6 de abril de 2018

 

Um dia no Bananão

A carta de Pero Vaz de Caminha; a permanência das capitanias hereditárias[1], as sesmarias[2]; a extração e pilhagem da madeira, do ouro e do diamante; o interminável processo de escravidão que já dura quase 500 anos, a exploração da cana de açúcar, da pecuária e da cafeicultura; o extermínio progressivo dos naturais da terra pelos capitães do mato, posseiros, empresas mineradoras e latifundiários; as guerras programadas contra nossos vizinhos a mando da Inglaterra; a matança sistemática dos membros do MST executada por capangas dos grandes proprietários de terra; a ganância e a usura dos banqueiros; a falta de ética profissional dos meios de comunicação que disseminam o ódio e mentira; as tramoias e os complôs urdidos pelo imperialismo norte-americano; o assassinato deliberado nos nossos líderes populares; a criminalidade e a violência nas favelas, hoje eufemisticamente batizadas de comunidades; o número crescente de mortes no trânsito; as instituições prisionais, verdadeiros açougues humanos onde nenhum criminoso pode ser recuperado; o extermínio progressivo dos jovens negros nas periferias que, sem qualquer outra opção, são empurrados à criminalidade; o espírito corporativo da casta da justiça, que somente defende o interesse dos poderosos; a impunidade generalizada; a imensa disparidade social e econômica entre ricos e pobres; a distribuição de renda que se situa entre as piores do planeta: todas estas monstruosidades de um país chamado Brasil mas que também poderia ser chamado de Bananão, acumuladas ao longo de mais de cinco séculos, estiveram simbolicamente presentes no julgamento do habeas corpus de um ex-presidente da república no último dia 4 de abril.

Sofismas, palavras pomposas porém vazias e destituídas de um verdadeiro significado, jargões batidos e incompreensíveis para a maioria das pessoas e estatísticas que não provavam nada não foram capazes de disfarçar a evidente mediocridade de quem as utilizava, supostos juízes que se apresentavam como verdadeiros “sepulcros caiados” – para usar a expressão bíblica – sem nenhuma vida  ou capacidade de discernimento em seu interior. 
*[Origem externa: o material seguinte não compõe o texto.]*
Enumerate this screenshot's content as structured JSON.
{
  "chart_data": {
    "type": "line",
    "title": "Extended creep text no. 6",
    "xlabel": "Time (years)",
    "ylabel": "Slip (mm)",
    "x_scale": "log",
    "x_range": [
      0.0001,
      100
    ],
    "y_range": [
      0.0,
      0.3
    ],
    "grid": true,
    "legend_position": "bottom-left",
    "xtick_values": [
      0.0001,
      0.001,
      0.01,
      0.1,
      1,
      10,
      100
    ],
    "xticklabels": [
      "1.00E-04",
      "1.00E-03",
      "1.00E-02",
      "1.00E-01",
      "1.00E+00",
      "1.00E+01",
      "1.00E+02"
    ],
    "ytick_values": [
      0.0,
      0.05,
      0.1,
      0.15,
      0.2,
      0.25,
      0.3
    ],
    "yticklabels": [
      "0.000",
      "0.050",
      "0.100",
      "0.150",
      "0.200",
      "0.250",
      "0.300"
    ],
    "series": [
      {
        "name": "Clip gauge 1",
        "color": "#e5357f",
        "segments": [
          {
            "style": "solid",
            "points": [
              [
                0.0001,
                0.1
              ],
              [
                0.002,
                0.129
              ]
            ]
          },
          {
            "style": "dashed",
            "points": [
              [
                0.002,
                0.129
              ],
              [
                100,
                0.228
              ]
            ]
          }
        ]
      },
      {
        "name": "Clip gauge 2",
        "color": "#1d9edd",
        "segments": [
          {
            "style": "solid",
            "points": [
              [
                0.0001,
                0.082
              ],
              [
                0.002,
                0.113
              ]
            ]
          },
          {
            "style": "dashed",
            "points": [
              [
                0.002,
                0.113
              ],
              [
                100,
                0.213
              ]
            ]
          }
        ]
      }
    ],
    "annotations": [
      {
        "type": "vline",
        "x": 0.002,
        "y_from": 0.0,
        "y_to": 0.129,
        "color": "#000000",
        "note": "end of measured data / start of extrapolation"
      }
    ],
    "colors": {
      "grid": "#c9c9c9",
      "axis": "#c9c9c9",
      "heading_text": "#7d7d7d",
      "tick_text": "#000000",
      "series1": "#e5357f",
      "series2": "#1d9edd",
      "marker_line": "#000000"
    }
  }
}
Enquanto alguns deles estiveram à altura do momento histórico – certamente preocupados com o implacável julgamento da História – a maioria agiu de forma mesquinha e partidária, violando a Lei Magna do país que deveriam defender acima de tudo.

A presidente desta Corte, que deveria honrar a sua condição de órgão máximo da justiça da nação, gaguejava, claudicava verbalmente e titubeava no uso da palavra, revelando o temor que sentia por tomar uma decisão que por certo afrontará e envergonhará o país, talvez um medo semelhante ao que os verdugos da Inquisição sentiram quando condenaram o filósofo Giordano Bruno à fogueira.

Há mais de 400 anos, então no limiar do novo século XVII, Giordano Bruno percebeu o sentimento que tomava conta do espírito de seus algozes e apontou:

− Mais medo têm vocês!

Passado tanto tempo, o ex-presidente Luís Inácio da Silva, igualmente condenado sem provas, comentou ironicamente:

− Com esta decisão, o Supremo Tribunal Federal irá comigo para a cadeia.

Também hoje, os Fachin, os Fux, as Carmen Lúcia, os Morais, os Barrosos, as Rosa Weber também devem sentir medo porque têm consciência de que o voto que emitiram ainda ecoará por um longo tempo como ignominioso, vil, mesquinho e cruel.

Como coube aos franceses há mais de dois séculos, só resta ao cidadão brasileiro tomar a nossa Bastilha[3] e pôr fim a esta ordem putrefata de coisas.



[1] Sistema de doação de terras a interesses privados que persistiu por mais de três séculos no Brasil.

[2] Instituto jurídico português para regularizar a distribuição de terras que apesar de abolido em 1822 – ainda exerce grande influência sobre a estrutura fundiária do país.

[3] A Bastilha foi uma fortaleza construída no século XIV transformada em uma prisão e que abrigava os adversários do regime de Luís XVI. Sua tomada pela população e por soldados desmobilizados, em 14 de julho de 1789, precipitou o processo da Revolução Francesa, evento histórico em que pela primeira vez no Ocidente uma monarquia foi derrubada por uma insurreição popular.